Last Updated: April 5, 2026

hard
4 min read

Understanding the Problem

This problem is really about finding a path from the top-left corner to the bottom-right corner of a grid where the maximum elevation along the path is minimized. The "time" in the problem is a bit of a red herring. What matters is this: you can traverse a cell at time t only if its elevation is at most t. So the answer is simply the maximum elevation on the optimal path from (0,0) to (n-1, n-1).

Think of it this way: you want to find the path where the "tallest mountain" you have to cross is as short as possible. This is a classic minimax path problem. It's not about total cost (like shortest path), but about the worst single cell along the path.

Key Constraints:

  • 1 <= n <= 50 → The grid has at most 2,500 cells. This is small enough for O(n^2 log n) or even O(n^4) approaches.
  • 0 <= grid[i][j] < n^2 → Values form a permutation of 0 to n^2-1. Every value is unique, so we can sort all cells by elevation and process them one at a time.
  • Each value is unique → No ties to worry about. This simplifies both binary search and union-find approaches.

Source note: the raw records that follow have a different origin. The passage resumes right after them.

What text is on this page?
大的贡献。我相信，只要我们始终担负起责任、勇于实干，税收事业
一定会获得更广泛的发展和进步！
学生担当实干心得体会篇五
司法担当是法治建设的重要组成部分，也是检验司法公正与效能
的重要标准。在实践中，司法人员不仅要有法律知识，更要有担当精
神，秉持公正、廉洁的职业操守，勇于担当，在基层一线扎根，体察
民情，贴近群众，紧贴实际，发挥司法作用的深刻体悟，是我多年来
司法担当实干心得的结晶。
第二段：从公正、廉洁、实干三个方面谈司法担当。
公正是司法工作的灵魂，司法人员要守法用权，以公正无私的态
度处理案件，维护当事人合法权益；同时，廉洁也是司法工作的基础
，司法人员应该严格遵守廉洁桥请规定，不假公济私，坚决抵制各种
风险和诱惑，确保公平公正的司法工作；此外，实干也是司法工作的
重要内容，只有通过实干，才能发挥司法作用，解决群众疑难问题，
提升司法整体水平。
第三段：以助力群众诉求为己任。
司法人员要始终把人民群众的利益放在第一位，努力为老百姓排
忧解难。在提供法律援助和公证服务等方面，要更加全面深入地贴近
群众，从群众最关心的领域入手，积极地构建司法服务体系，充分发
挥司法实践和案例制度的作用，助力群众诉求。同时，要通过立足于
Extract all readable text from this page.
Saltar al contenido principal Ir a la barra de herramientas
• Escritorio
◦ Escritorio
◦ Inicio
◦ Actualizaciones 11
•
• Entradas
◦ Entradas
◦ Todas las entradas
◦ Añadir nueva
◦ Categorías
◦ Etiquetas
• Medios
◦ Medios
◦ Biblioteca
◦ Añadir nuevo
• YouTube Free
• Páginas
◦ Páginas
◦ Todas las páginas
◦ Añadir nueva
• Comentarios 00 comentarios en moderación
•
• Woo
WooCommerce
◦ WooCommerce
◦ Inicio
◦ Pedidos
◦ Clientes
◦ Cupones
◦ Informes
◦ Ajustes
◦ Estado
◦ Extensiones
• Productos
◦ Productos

Approach 1: Binary Search + BFS

Intuition

Here's a natural way to think about this: if someone told you "the answer is T," could you verify it? Absolutely. Just check if there's a path from (0,0) to (n-1,n-1) using only cells where grid[i][j] <= T. That's a standard BFS/DFS reachability check.

So the problem becomes: what's the smallest T where such a path exists? The answer is monotonic. If a path exists at time T, it also exists at time T+1 (water only rises). This monotonicity is the signal for binary search on the answer.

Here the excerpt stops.